O envelhecimento demográfico é uma realidade incontornável da sociedade portuguesa. Com o aumento da esperança média de vida, enfrentamos um crescimento paralelo de doenças neurodegenerativas, com a demência a destacar-se como um dos maiores desafios de saúde pública do nosso tempo.
Atualmente, a demência afeta mais de 55 milhões de pessoas a nível global, com projeções que apontam para 139 milhões de casos em 2050. A prevalência desta condição agrava-se drasticamente com a idade: atinge cerca de 5% da população entre os 71 e os 79 anos, subindo para 37% em indivíduos com 90 ou mais anos.
Num cenário onde as soluções farmacológicas curativas permanecem limitadas, a medicina tem procurado identificar fatores de risco modificáveis. É neste contexto que a Oftalmologia assume uma relevância clínica importante.
A evidência científica: visão e função cerebral
Um estudo de coorte prospetivo de grande relevo, publicado por Lee et al. em 2022, demonstrou uma correlação clínica significativa: a realização da cirurgia de catarata está associada a uma redução de 30% no risco de desenvolvimento de demência num período de dez anos.
A interpretação destes dados exige uma análise da fisiologia sensorial, uma vez que se estima que mais de 80% da nossa interação com o meio envolvente seja processada através da visão.

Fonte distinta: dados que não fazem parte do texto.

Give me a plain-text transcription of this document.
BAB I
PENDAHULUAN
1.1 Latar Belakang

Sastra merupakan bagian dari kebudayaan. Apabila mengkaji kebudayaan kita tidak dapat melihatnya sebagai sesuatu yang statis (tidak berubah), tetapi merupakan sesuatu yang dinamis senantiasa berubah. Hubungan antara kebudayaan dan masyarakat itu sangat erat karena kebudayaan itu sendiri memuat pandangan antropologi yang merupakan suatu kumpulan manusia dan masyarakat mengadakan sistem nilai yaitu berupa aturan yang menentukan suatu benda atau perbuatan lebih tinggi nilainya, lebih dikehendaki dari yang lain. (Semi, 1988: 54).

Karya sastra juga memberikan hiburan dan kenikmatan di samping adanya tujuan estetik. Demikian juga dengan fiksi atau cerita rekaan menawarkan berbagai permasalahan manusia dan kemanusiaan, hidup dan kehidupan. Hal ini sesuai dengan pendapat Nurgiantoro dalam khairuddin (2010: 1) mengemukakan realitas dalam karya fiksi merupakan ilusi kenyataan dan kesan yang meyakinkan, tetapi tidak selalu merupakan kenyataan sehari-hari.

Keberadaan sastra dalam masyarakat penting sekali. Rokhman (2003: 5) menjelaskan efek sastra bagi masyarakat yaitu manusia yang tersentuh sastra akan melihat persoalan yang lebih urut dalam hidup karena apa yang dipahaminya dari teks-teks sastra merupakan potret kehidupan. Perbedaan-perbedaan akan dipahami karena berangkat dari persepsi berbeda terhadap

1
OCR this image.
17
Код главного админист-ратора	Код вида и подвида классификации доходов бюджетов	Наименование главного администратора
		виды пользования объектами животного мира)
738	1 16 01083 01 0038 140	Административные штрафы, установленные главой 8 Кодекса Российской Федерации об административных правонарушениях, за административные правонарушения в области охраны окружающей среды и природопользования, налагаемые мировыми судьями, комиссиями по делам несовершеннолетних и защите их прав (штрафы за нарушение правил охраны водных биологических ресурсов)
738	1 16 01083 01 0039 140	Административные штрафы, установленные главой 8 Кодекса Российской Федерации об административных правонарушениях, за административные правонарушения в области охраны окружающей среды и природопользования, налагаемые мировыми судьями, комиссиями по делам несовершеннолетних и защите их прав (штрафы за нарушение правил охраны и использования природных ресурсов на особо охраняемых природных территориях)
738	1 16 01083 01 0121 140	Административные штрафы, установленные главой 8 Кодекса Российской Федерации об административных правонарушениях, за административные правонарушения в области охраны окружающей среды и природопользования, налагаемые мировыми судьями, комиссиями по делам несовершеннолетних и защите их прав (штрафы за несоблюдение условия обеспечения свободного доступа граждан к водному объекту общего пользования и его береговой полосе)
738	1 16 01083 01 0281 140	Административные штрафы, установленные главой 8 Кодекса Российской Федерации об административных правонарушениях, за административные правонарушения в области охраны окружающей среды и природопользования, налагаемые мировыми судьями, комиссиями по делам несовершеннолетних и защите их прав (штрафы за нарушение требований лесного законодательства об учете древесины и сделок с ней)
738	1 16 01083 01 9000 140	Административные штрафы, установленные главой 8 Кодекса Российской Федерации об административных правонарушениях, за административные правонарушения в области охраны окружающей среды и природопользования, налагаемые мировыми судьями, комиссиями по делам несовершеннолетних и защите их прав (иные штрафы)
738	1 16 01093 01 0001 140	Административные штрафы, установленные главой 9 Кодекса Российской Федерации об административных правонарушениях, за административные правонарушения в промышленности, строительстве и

A catarata, caracterizada pela opacificação do cristalino, decorre do processo natural de envelhecimento. Estudos populacionais situam a prevalência desta patologia entre os 20% e os 50% em adultos com mais de 60 anos, ascendendo aos 66-92% na faixa etária acima dos 80 anos.
Esta condição induz um estado de privação sensorial: com a diminuição da qualidade visual, o cérebro recebe menos estímulos, o que pode precipitar o declínio cognitivo. Acresce que a baixa visão conduz frequentemente ao isolamento social, ao sedentarismo e à depressão (cujo risco é 3,5 vezes superior nestes doentes), constituindo todos eles fatores de risco comprovados para a demência.”
Para além da Visão: impacto na morbilidade e segurança do doente
A reabilitação visual através da cirurgia não tem apenas implicações cognitivas. Tem um impacto direto na segurança física de cada indivíduo. A evidência demonstra que pacientes com défice visual não tratado apresentam:
- Um risco 1,5 a 2 vezes superior de quedas e acidentes;
- Um risco 4 a 8 vezes superior de fratura da anca;
- Um risco 3,5 vezes superior de depressão e deterioração cognitiva.
Ao restaurarmos a acuidade visual, estamos a intervir na autonomia global do indivíduo, quebrando um ciclo de dependência e imobilidade.
A racionalidade económica e de saúde pública
Para além do benefício clínico, impõe-se uma análise racional de custos. O acompanhamento de um doente com demência acarreta encargos avultados para o Estado e para as famílias. Considerando cuidados médicos, institucionalização e o valor do cuidador informal, estima-se que os custos anuais possam ultrapassar os 40.000 euros por doente (tendo por base custos diretos e indiretos).
Em contrapartida, a cirurgia de catarata é um procedimento de intervenção pontual, célere e com elevadas taxas de sucesso. O custo desta operação é residual quando comparado com a despesa crónica inerente às doenças neurodegenerativas. Investir na acessibilidade e na realização atempada desta cirurgia constitui, portanto, uma medida de gestão de saúde eficiente, gerando benefícios globais que transcendem largamente a mitigação do risco de demência.
Conclusão
É imperativo alterar a perceção de que a perda de visão é uma consequência “natural e aceitável” do envelhecimento. Enquanto médicos oftalmologistas, o nosso foco técnico reside na precisão cirúrgica, mas a mensagem para a população deve ser mais abrangente: a saúde visual é um pilar da saúde cerebral.
Se tem familiares idosos, não subestime os sinais de declínio visual. A cirurgia de catarata, mais do que uma intervenção para corrigir a visão, deve ser encarada como uma estratégia preventiva vital para a preservação da autonomia e da função cognitiva.